Le Premier ministre haïtien, Alix Didier Fils-Aimé, participe actuellement à Gros Islet, à Sainte-Lucie, à la cérémonie d'ouverture de la 51ᵉ Réunion ordinaire des Chefs d'État et de Gouvernement de la Communauté des Caraïbes (CARICOM).

Accompagné de la ministre des Affaires étrangères, Raïna Forbin, ainsi que de plusieurs membres de son cabinet, le chef du gouvernement entend placer la situation d'Haïti au centre de ses échanges avec les dirigeants de la région. Les discussions devraient porter notamment sur la crise multidimensionnelle que traverse le pays, les défis sécuritaires et les conditions nécessaires à l'organisation d'élections générales devant permettre un retour à l'ordre constitutionnel. La cérémonie d'ouverture s'est déroulée en présence des chefs d'État et de gouvernement des pays membres de la CARICOM, de la Secrétaire générale de l'organisation, Carla Barnett, ainsi que de nombreuses personnalités de la région. À cette occasion, le Premier ministre de Saint-Kitts-et-Nevis, Terrance Drew, a transmis la présidence tournante de la CARICOM au Premier ministre de Sainte-Lucie, Philip J. Pierre.
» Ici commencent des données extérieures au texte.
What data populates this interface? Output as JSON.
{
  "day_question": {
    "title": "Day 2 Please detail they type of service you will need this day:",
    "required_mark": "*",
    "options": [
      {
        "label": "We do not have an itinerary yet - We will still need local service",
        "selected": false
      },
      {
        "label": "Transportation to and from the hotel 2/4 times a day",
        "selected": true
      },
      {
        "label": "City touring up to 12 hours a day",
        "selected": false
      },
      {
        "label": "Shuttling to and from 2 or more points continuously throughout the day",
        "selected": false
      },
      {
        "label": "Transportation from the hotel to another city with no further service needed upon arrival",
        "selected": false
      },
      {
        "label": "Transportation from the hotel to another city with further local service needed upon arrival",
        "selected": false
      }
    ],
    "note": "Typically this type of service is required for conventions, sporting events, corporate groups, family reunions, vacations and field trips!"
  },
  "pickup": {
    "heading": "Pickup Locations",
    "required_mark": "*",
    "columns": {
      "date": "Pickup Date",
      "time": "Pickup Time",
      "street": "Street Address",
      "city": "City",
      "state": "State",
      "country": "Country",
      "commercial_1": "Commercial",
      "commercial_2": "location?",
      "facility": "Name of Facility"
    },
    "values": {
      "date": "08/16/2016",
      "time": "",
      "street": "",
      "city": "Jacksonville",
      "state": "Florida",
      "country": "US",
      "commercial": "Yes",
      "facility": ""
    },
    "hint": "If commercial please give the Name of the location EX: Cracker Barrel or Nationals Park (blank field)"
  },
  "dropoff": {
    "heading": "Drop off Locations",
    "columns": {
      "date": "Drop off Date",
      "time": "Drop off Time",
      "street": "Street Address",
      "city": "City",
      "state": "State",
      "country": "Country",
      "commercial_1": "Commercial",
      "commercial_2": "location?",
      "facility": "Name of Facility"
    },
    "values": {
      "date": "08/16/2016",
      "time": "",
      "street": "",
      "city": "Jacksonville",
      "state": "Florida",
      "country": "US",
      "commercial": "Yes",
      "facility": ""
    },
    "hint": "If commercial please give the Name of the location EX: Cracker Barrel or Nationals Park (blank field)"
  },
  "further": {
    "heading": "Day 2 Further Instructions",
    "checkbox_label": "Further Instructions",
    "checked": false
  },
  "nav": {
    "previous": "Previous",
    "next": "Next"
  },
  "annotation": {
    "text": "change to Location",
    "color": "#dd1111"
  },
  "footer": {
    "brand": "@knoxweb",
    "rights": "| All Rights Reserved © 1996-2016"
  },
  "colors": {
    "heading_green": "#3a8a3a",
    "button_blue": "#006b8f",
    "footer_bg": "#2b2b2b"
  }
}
Dans leurs interventions, les deux dirigeants ont insisté sur la nécessité de renforcer l'unité, la solidarité et la concertation entre les États membres afin de répondre aux défis communs, notamment en matière de sécurité, de développement économique, de sécurité alimentaire et de résilience face aux changements climatiques.

Pour sa part, Philip J. Pierre a appelé les pays de la région à intensifier leur coopération contre la criminalité transnationale, à promouvoir l'intégration régionale et à consolider les mécanismes de développement durable. Le Premier ministre haïtien souhaite, de son côté, renforcer les partenariats régionaux et obtenir un soutien accru pour les efforts visant à restaurer la stabilité institutionnelle en Haïti. Cependant, cette réunion intervient dans un contexte où la transition politique haïtienne continue de susciter de nombreuses interrogations. Près de cinq ans après l'assassinat du président Jovenel Moïse, le 7 juillet 2021, le pays demeure confronté à une profonde crise sécuritaire, institutionnelle et humanitaire. Malgré les engagements des autorités de transition en faveur d'élections générales, le retour à l'ordre constitutionnel tarde toujours à se concrétiser, alimentant les inquiétudes de la population comme de la communauté internationale.

Pour plusieurs observateurs, le sommet de la CARICOM représente une nouvelle occasion pour les dirigeants régionaux de réaffirmer leur soutien à Haïti. Reste à savoir si ces discussions déboucheront sur des actions concrètes capables d'accompagner le pays vers une sortie durable de cette crise qui se prolonge.